Por Mauro Ferreira

Título: Claudette canta Chico

Artista: Claudette Soares

Edição: Kuarup

Primeiro tributo fonográfico aos 80 anos que Chico Buarque festejará em 19 de junho, o álbum em que Claudette Soares canta dez músicas do compositor carioca sai na sexta-feira 15 de março, e deve ser analisado sob o prisma do afeto.

Trata-se de homenagem afetiva dessa cantora carioca de 88 anos que, há sete décadas, debutou no mercado fonográfico com single de 78 rotações editado em 1954 e que, há 60 anos, lançou o primeiro álbum solo, Claudette é dona da bossa (1964).

Gravado sob direção artística do produtor Thiago Marques Luiz, o álbum Claudette canta Chico abre com o já conhecido dueto da cantora com o compositor na gravação de Cadê você (Leila XIV) (João Donato e Chico Buarque, 1987), faixa produzida por Marques Luiz com Renato Vieira.

Gravado em agosto e apresentado em single editado em setembro de 2023, o dueto teve o potencial brilho ofuscado pelo canto opaco dos intérpretes no fonograma emoldurado pelas cordas do quarteto formado por Igor Borges (viola), Letícia Andrade (violino), Ricardo Proiete (violino) e Thiago Faria (violoncelo). Há faixas melhores no disco.

Das dez faixas do álbum Claudette canta Chico, sete são de fato inéditas. São as músicas gravadas pela cantora em dezembro com piano, arranjos e direção musical de Alexandre Vianna, além do contrabaixo de João Benjamin e Vicente Pizzutiello.

Dessas sete músicas, a menos conhecida é Realejo (1967), valsa embebida na melancolia entranhada no cancioneiro de Chico Buarque na década de 1960.

Composição gravada em 1967 por Chico, Claudette e Hebe Camargo (1929 – 2012), Realejo já tinha sido revivida pela cantora em 2001 em álbum gravado com o pianista Leandro Braga. Nesse disco de Claudette com Braga, Realejo aparecia em medley com Carolina (1967) e a modinha Até pensei (1968), duas músicas igualmente tristonhas, ambas também abordadas por Claudette no atual álbum.

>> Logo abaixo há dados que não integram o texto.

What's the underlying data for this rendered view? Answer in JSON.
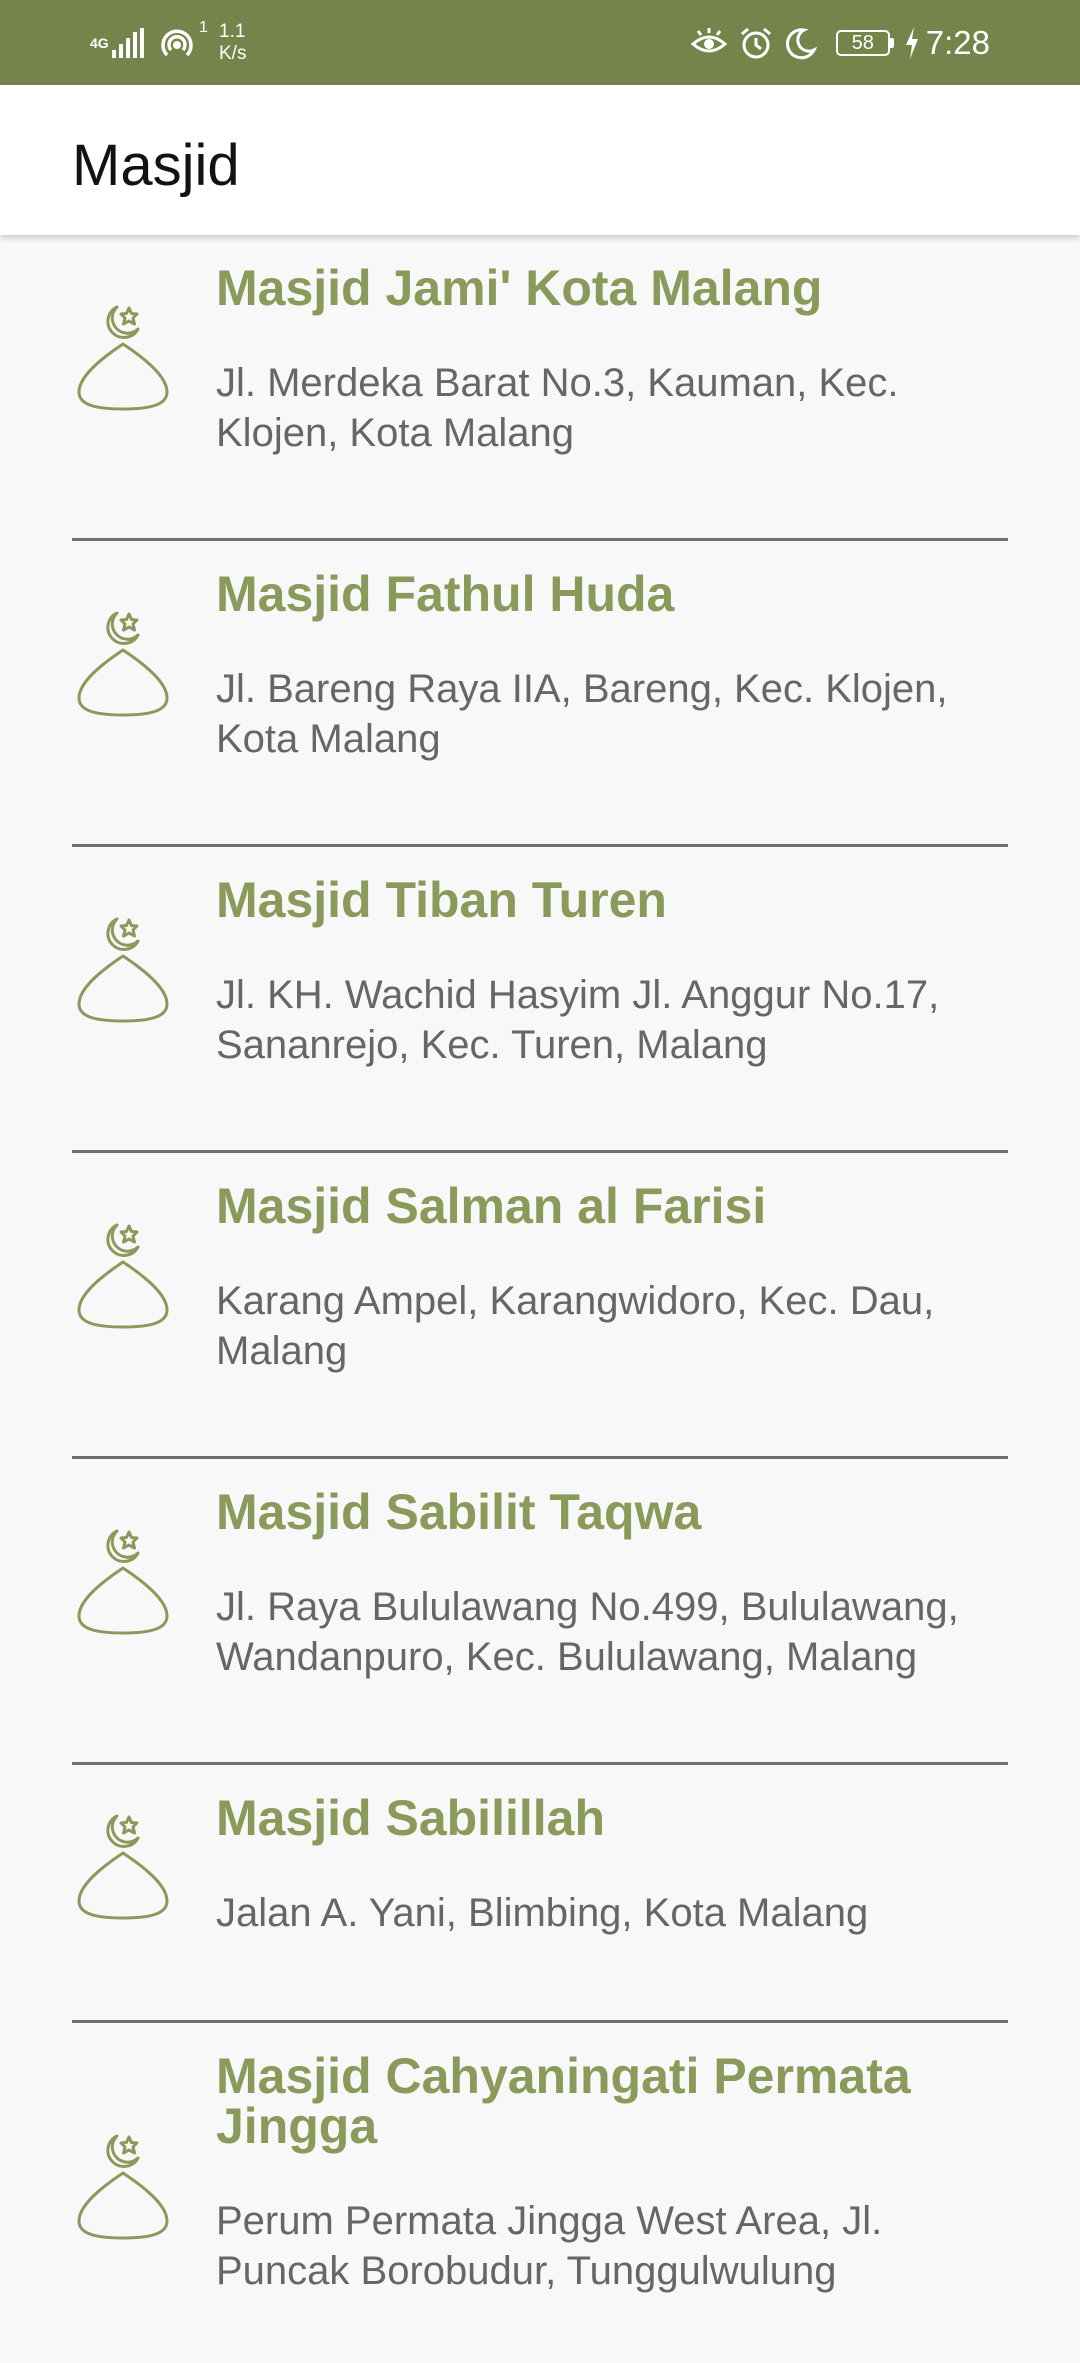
{
  "status_bar": {
    "network": "4G",
    "hotspot_count": "1",
    "speed_value": "1.1",
    "speed_unit": "K/s",
    "battery": "58",
    "time": "7:28"
  },
  "app_bar": {
    "title": "Masjid"
  },
  "colors": {
    "status_bar_bg": "#74844a",
    "accent": "#8a9a5b",
    "address_text": "#666666",
    "divider": "#6f6f6f"
  },
  "mosques": [
    {
      "name": "Masjid Jami' Kota Malang",
      "address": "Jl. Merdeka Barat No.3, Kauman, Kec. Klojen, Kota Malang",
      "icon": "mosque-dome-icon"
    },
    {
      "name": "Masjid Fathul Huda",
      "address": "Jl. Bareng Raya IIA, Bareng, Kec. Klojen, Kota Malang",
      "icon": "mosque-dome-icon"
    },
    {
      "name": "Masjid Tiban Turen",
      "address": "Jl. KH. Wachid Hasyim Jl. Anggur No.17, Sananrejo, Kec. Turen, Malang",
      "icon": "mosque-dome-icon"
    },
    {
      "name": "Masjid Salman al Farisi",
      "address": "Karang Ampel, Karangwidoro, Kec. Dau, Malang",
      "icon": "mosque-dome-icon"
    },
    {
      "name": "Masjid Sabilit Taqwa",
      "address": "Jl. Raya Bululawang No.499, Bululawang, Wandanpuro, Kec. Bululawang, Malang",
      "icon": "mosque-dome-icon"
    },
    {
      "name": "Masjid Sabilillah",
      "address": "Jalan A. Yani, Blimbing, Kota Malang",
      "icon": "mosque-dome-icon"
    },
    {
      "name": "Masjid Cahyaningati Permata Jingga",
      "address": "Perum Permata Jingga West Area, Jl. Puncak Borobudur, Tunggulwulung",
      "icon": "mosque-dome-icon"
    }
  ]
}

Já o samba Bom tempo (1968) – apresentado pela cantora na Bienal do samba (1968) – evoca a pulsação do samba-jazz, veículo para o disco oferecer lampejos da bossa áurea de Claudete Soares.

Novidade – na discografia da cantora – é Com açúcar, com afeto, canção de 1967, amplificada por Nara Leão (1942 – 1989) e hoje rejeitada pelo próprio compositor por retratar com precisão (e ponta de ironia nem sempre percebida) uma já intolerável submissão feminina ao comportamento machista do marido. A gravação de Claudette enquadra Com açúcar, com afeto na moldura clássica do samba-canção.

Fora do universo de Chico na década de 1960, a cantora mergulha pela primeira vez no lirismo da canção Todo o sentimento (Cristovão Bastos e Chico Buarque, 1987) em gravação que evidencia o toque virtuoso do piano de Alexandre Vianna. Também inédita na voz de Claudette Soares, Futuros amantes (1993) flui no tempo de delicadeza outonal da cantora.

Completam o álbum Claudette canta Chico as já lançadas gravações de Tatuagem (Chico Buarque e Ruy Guerra, 1973) e As caravanas (2017) – faixa produzida por Ayrton Montarroyos para o EP Gil, Chico e Velloso por Claudette Soares – Alguns anos depois (2022).

Enfim, Claudette Soares canta Chico Buarque com afeto. O mesmo afeto com que se deve ouvir o álbum enquanto se espera pelo disco com repertório inédito alinhavado por Marcus Preto para essa cantora revelada como a Princesinha do baião na década de 1950, mas aplaudida com mais entusiasmo nos anos 1960 quando era uma das donas da bossa.